By the standards of most podcasts, every episode of The Distraction probably qualifies as a Mess Around Episode. But also, by the standards that apply to my own struggles with linear thought and conversational coherence, the average Non–Mess Around Episode is pretty conventional—we talk about something that is happening in the world for a little while, and then we take a break, and then we talk about NFL third-down backs of the late '90s and early '00s for a little while, and read some listener questions, and that's about the size of it. In the average Mess Around Episode, however, we are set free from having to talk about anything that is actually going on anywhere and given not just the opportunity but the mandate to get as goofy and dilatory as we feel about whatever is on our minds at that moment. It's probably meaningful that these episodes tend to be the ones we record before vacations or holiday breaks, but I think they also work as a sort of reset for us, and the show. If we do not really try very hard to be serious or rigorous on these, we do try a little bit, and as we are neither serious nor rigorous by nature it kind of takes a lot out of us.

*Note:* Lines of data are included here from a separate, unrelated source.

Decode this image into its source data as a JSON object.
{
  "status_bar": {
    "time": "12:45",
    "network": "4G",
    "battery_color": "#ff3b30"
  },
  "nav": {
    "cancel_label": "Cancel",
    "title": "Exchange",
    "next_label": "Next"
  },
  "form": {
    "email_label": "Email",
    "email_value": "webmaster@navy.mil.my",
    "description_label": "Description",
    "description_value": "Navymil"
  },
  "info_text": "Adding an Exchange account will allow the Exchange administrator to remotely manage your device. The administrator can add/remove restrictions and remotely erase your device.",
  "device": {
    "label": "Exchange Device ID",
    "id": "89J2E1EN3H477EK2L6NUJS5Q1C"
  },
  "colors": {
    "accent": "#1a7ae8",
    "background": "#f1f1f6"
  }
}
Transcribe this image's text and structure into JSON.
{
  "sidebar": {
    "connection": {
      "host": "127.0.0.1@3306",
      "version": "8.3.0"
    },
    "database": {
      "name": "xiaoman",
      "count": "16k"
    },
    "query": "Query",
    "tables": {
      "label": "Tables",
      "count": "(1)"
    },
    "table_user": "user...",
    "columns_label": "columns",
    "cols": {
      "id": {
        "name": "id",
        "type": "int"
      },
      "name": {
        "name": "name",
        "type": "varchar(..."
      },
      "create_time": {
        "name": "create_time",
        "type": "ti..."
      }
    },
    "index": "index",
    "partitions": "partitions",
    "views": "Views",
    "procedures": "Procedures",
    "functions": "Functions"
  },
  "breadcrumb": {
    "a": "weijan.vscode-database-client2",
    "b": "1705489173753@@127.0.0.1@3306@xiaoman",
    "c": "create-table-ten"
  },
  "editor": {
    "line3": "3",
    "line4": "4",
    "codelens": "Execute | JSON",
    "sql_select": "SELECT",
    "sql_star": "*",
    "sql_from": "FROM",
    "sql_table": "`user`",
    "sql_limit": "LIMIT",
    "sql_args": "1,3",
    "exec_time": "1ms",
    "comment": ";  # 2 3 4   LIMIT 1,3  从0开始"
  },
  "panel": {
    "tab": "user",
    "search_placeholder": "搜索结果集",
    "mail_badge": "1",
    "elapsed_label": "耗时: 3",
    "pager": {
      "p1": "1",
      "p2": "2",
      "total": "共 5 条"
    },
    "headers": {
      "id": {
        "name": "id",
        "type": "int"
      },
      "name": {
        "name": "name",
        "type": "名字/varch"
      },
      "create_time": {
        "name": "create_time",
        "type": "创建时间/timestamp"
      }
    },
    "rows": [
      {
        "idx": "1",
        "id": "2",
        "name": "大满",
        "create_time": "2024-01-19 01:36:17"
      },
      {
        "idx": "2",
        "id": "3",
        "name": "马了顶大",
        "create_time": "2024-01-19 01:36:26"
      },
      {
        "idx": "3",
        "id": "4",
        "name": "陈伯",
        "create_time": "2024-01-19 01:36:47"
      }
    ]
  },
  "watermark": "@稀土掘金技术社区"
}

If you have already pressed play on this week's episode, you know what the result sounds like. If you haven't, you can know that the first half of the episode is highlighted by Drew and I sharing fond reminiscences of our inability to conduct ourselves responsibly at open-bar work events in our youth, my umpteenth attempt to explain the dump/junk scenes of mid-coast Maine, and your hosts bonding over their shared inability to understand that sandwiches cost more these days than they used to. A listener question about best practices in fart tabulation leads to a lengthy and oddly passionate debate on whether it is possible for a fart to have more than one component. Down and down it goes from there, deeper not so much into incoherence—we are, for better or worse, very much in our element in conversations like these—as into insignificance. Even when we are trying to give some important or interesting topic its due, and convince a guest that we are normal people who can carry on normal conversations, this is fundamentally a hangout podcast. This is mostly because Drew and I enjoy hanging out like this. When we are not trying to do anything more significant than that—when all we have to do is Mess Around—it is even more like that. This is what it sounds like.